Владимир Некляев - Лабух
— Российская империя, нынешний Советский Союз, только в привычной проекции Гаусса на вершине мира лежит и над всем миром нависает, — чуть ли не носом тыкал меня Крабич в ту необычную карту. — А на самом деле, как в проекции Менделеева, вовсе даже нет…
— Но и что? — не постигал я смысла того, во что носом тыкал меня Крабич. — Нарисовать можно в любом ракурсе.
— Картография — наука, а не живопись, — морщился на меня, как на недоделка, Крабич. — Менделеев — ученый, он выбирал не самый выгодный ракурс, а хотел точности. Европа, так Европа, Азия, так Азия. Вышло, что Азия… Потом и Блок писал: «Да, скифы мы, да, азиаты мы…» А азиатская страна — это прежде всего азиатский способ мышления. Пугачевщина, маниловщина. Идея веры и жертвы, которая с европейским практицизмом никак не стыкуется. Разве только надуманно, искусственно. Или насильно… И Беларусь отколется от России по этому стыку, возвратится к европейскому способу мышления и повернет к своей истории.
Я опять не взял в толк.
— А чем Азия хуже Европы?
Крабич взбеленился.
— Ничем!.. Только она Азия. И Россия со своей азиатчиной как извечно Европу дурила, так и будет дурить!..

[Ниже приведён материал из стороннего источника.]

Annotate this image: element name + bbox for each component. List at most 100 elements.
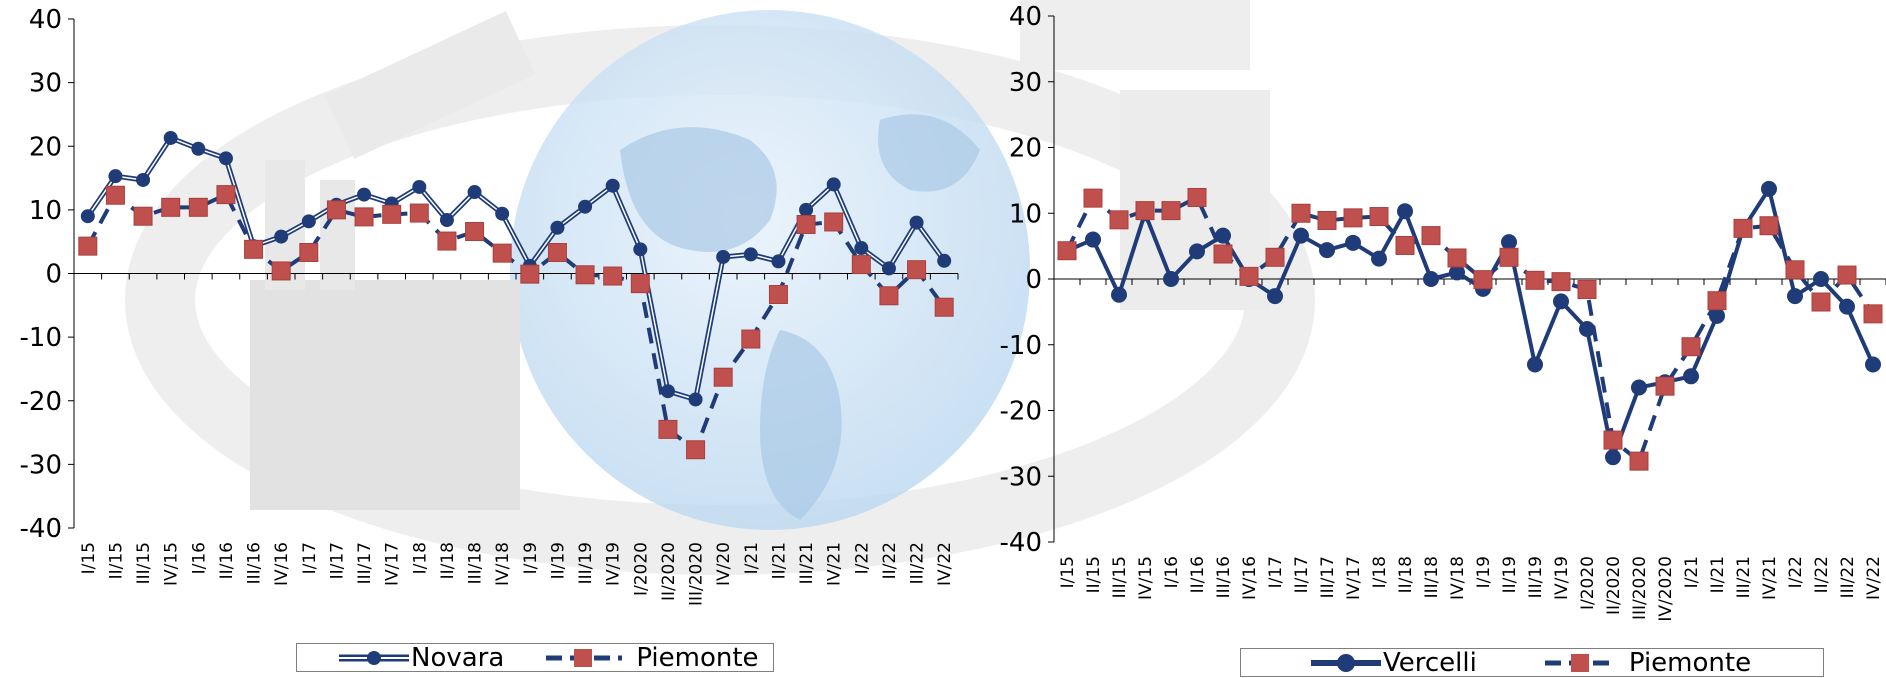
x-tick-label: III/21 xyxy=(1734,556,1754,598)
data-point-novara xyxy=(937,253,952,268)
legend-label-piemonte: Piemonte xyxy=(636,642,759,673)
data-point-novara xyxy=(274,229,289,244)
data-point-piemonte xyxy=(1577,280,1597,300)
x-tick-label: I/18 xyxy=(410,542,430,574)
data-point-novara xyxy=(412,179,427,194)
data-point-vercelli xyxy=(1527,356,1543,373)
data-point-vercelli xyxy=(1501,234,1517,251)
y-tick-label: 0 xyxy=(1025,265,1042,295)
x-tick-label: IV/2020 xyxy=(1656,556,1676,622)
data-point-piemonte xyxy=(437,231,457,251)
data-point-piemonte xyxy=(326,200,346,220)
data-point-piemonte xyxy=(409,203,429,223)
data-point-piemonte xyxy=(188,197,208,217)
data-point-piemonte xyxy=(575,265,595,285)
data-point-vercelli xyxy=(1163,271,1179,287)
data-point-novara xyxy=(771,254,786,269)
legend-swatch-solid-line-icon xyxy=(1311,653,1381,672)
x-tick-label: I/21 xyxy=(742,542,762,574)
data-point-vercelli xyxy=(1189,243,1205,260)
x-tick-label: III/18 xyxy=(1422,556,1442,598)
legend-item-piemonte: Piemonte xyxy=(544,642,759,673)
legend-label-vercelli: Vercelli xyxy=(1383,647,1477,678)
y-tick-label: 10 xyxy=(1009,199,1042,229)
data-point-piemonte xyxy=(851,255,871,275)
data-point-vercelli xyxy=(1293,227,1309,244)
data-point-vercelli xyxy=(1267,288,1283,305)
data-point-novara xyxy=(605,178,620,193)
data-point-novara xyxy=(716,249,731,264)
x-tick-label: IV/16 xyxy=(272,542,292,586)
series-line-piemonte xyxy=(86,191,946,453)
x-tick-label: IV/22 xyxy=(935,542,955,586)
data-point-novara xyxy=(633,242,648,257)
data-point-piemonte xyxy=(354,207,374,227)
data-point-novara xyxy=(191,141,206,156)
x-tick-label: III/16 xyxy=(245,542,265,584)
data-point-piemonte xyxy=(603,266,623,286)
data-point-novara xyxy=(881,261,896,276)
data-point-piemonte xyxy=(547,243,567,263)
data-point-vercelli xyxy=(1761,180,1777,197)
data-point-novara xyxy=(218,151,233,166)
series-line-novara-inner xyxy=(87,137,945,401)
x-tick-label: I/15 xyxy=(1058,556,1078,588)
ship-shape xyxy=(324,11,536,159)
x-tick-label: I/21 xyxy=(1682,556,1702,588)
x-tick-label: II/18 xyxy=(438,542,458,579)
data-point-novara xyxy=(743,247,758,262)
data-point-piemonte xyxy=(1473,270,1493,290)
data-point-piemonte xyxy=(1655,376,1675,396)
x-tick-label: IV/21 xyxy=(825,542,845,586)
data-point-piemonte xyxy=(1161,201,1181,221)
data-point-novara xyxy=(688,392,703,407)
x-tick-label: IV/19 xyxy=(1552,556,1572,600)
x-tick-label: II/16 xyxy=(1188,556,1208,593)
x-tick-label: I/2020 xyxy=(631,542,651,596)
data-point-novara xyxy=(909,215,924,230)
x-tick-label: IV/17 xyxy=(1344,556,1364,600)
data-point-piemonte xyxy=(161,197,181,217)
data-point-novara xyxy=(301,214,316,229)
x-tick-label: I/18 xyxy=(1370,556,1390,588)
x-tick-label: II/18 xyxy=(1396,556,1416,593)
legend-swatch-double-line-icon xyxy=(339,650,409,665)
data-point-vercelli xyxy=(1345,234,1361,251)
data-point-piemonte xyxy=(1135,201,1155,221)
data-point-novara xyxy=(163,130,178,145)
data-point-novara xyxy=(495,206,510,221)
x-tick-label: I/22 xyxy=(1786,556,1806,588)
x-tick-label: II/22 xyxy=(880,542,900,579)
legend-item-novara: Novara xyxy=(337,643,504,673)
data-point-novara xyxy=(660,384,675,399)
x-tick-label: III/15 xyxy=(134,542,154,584)
legend-label-piemonte-2: Piemonte xyxy=(1628,647,1752,678)
y-tick-label: -30 xyxy=(20,450,62,480)
data-point-novara xyxy=(578,199,593,214)
data-point-vercelli xyxy=(1865,356,1881,373)
data-point-piemonte xyxy=(630,274,650,294)
data-point-piemonte xyxy=(1733,218,1753,238)
data-point-novara xyxy=(357,187,372,202)
y-tick-label: 40 xyxy=(1009,2,1042,32)
data-point-vercelli xyxy=(1215,227,1231,244)
x-tick-label: IV/21 xyxy=(1760,556,1780,600)
legend-swatch-dashed-square-icon xyxy=(546,648,623,667)
legend-vercelli: Vercelli Piemonte xyxy=(1240,647,1824,678)
x-tick-label: II/17 xyxy=(1292,556,1312,593)
data-point-vercelli xyxy=(1111,286,1127,303)
x-tick-label: III/2020 xyxy=(1630,556,1650,620)
data-point-vercelli xyxy=(1787,288,1803,305)
x-tick-label: II/2020 xyxy=(659,542,679,601)
x-tick-label: IV/15 xyxy=(1136,556,1156,600)
data-point-vercelli xyxy=(1683,368,1699,385)
data-point-piemonte xyxy=(1317,210,1337,230)
data-point-novara xyxy=(439,213,454,228)
x-tick-label: I/19 xyxy=(521,542,541,574)
data-point-piemonte xyxy=(1109,210,1129,230)
data-point-piemonte xyxy=(1369,207,1389,227)
x-tick-label: IV/19 xyxy=(604,542,624,586)
x-tick-label: III/18 xyxy=(466,542,486,584)
data-point-piemonte xyxy=(1707,291,1727,311)
data-point-piemonte xyxy=(1863,304,1883,324)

Мне подумалось тогда, что за такие географические исследования он неизбежно окажется, как и его отец, в самой, что ни на есть, Азии… А вот же нет: сидит в том же доме на том же стыке…
Дверь в ту половину дома, которую занимал Алесь, была настежь, и через сени видно было, что он не один — с братом–мильтоном. Ну, может, оно и к лучшему: мне что в Европе, что в Азии нужны теперь свои менты.
Братовья — понятное дело: вечер, Европа, погода шепчет — сидели и пили. Заодно играли в шахматы.
— Кому здорово, кому херово, — гостеприимно отозвался на мое приветствие Крабич, который звонил мне вчера утром и просил помочь — Закуску принес?.. У нас жрать нечего.
Брат поднялся.
— Я скакну к себе, пошарю в холодильнике.
— Сиди, Сяржук, — остановил его Крабич. — Шарили уж, чего вышаривать… Шахматами загрызем. Конем вот, или слоном — столько мяса деревянного.
— Я не пить, Сергей, — сказал я брату. — По делу.
— Пить — это и есть дело, — ногой подвинул табуретку Алесь. — Садись… И Сяржук, а не Сергей!.. Сколько тебе вдалбливать, что у белорусов свои имена, а не москальские!..
— Белорусскому менту и москальское имя не за падло, — сказал брат–мильтон.
— Тогда и фамилию смени, — буркнул Крабич. — Крабичевым запишись. Или Крабинсоном, если такой хитрый…
Брат на это ничего не ответил, лишь плечами, как на вздор, слегка пожал, и Крабич, бывший явно не в настроении, перекинулся на меня.
— Ну, с чем приперся? Амнистия мне?..
— Пиздец тебе, а не амнистия, — сказал я, садясь, и спросил у брата. — За попытку преднамеренного сколько дают?..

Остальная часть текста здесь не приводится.